Joseph Borden moved in a few decades later and the town took his name after he established a freight and transport line from the city to New York and Pennsylvania.

Bordentown’s richest historical heritage centers on the Revolutionary War. In the 1770s the city was a hotbed of anti-British sentiment, embodied best by the country’s most criminally neglected Founding Father, Thomas Paine, author of “Common Sense” and “The Age of Reason.” Benjamin Franklin is known to have visited Paine’s home, and the man’s rabble-rouser friends, such as Francis Hopkinson (signer of the Declaration of Independence), Oakey Hoagland, and Joseph Kirkbride, incensed the British so much that His Majesty’s Army occupied and pillaged the city in the late 1770s.

Today there is a statue of Paine near the bluffs on Prince Street. Bordentown City is the only place in the world in which Paine ever owned property, and though his house is gone, its foundation remains; 2 West Church Street is a recognized landmark.

After the war Bordentown developed a reputation for progressive thinking. St. Mary’s Hall, an all-girls’ Episcopal school founded in 1837, was the country’s first school to offer classical education in Greek, Latin, and French to girls. Clara Barton, founder of the American Red Cross, established the state’s first public school here, and the city was home to the Manual Training and Industrial School, a school for blacks founded after the Civil War and one of the few elite boarding schools for black youth in the late 19th century.

Bordentown also became an important stop on the Underground Railroad. A house on Burlington Street (no longer standing) was a pivotal stop for slaves heading north to New York.

Perhaps the city’s most unusual claim to fame is as the home of Napoleon Bonaparte’s brother, Joseph, whom Napoleon had once named the king of Spain, Naples, Sicily, and the Indies. Joseph, though no longer royalty, was a host extraordinaire in the early 19th century. His Pointe Breeze home (the grounds of which now host the Divine Word Seminary and parts of the Pointe Breeze apartments) was a playground for Daniel Webster and President John Quincy Adams, among others.

Churches and religious orders dominated the 1900s in Bordentown City. Today the estate of Poor Clare nuns on Crosswicks Street now serves as a retirement home for the general public. Poor Clare’s sits just a few yards from the home of Richard Watson Gilder, editor of Century, a late 19th-century progressive magazine that championed no end of social reforms.

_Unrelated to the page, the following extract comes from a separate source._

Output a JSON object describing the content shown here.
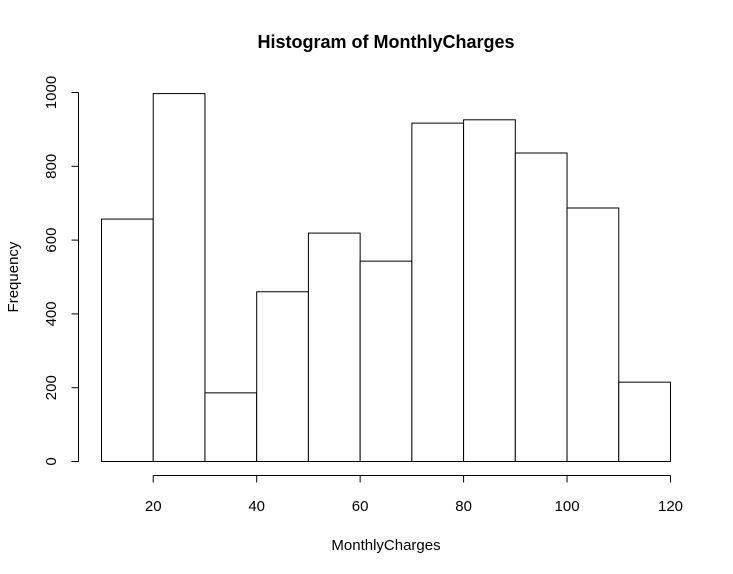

Though Bordentown went through several down decades following World War II, the city bounced back in the late 1990s and early 2000s as hub of bookstores (there were five within three blocks just a few years ago), antiques, and fine dining. These days most visitors associate the city as the new home for top-notch Italian dining, now that Trenton has lost the claim. It remains a progressive town, possessive of its history, and friendly to artists and creative brains.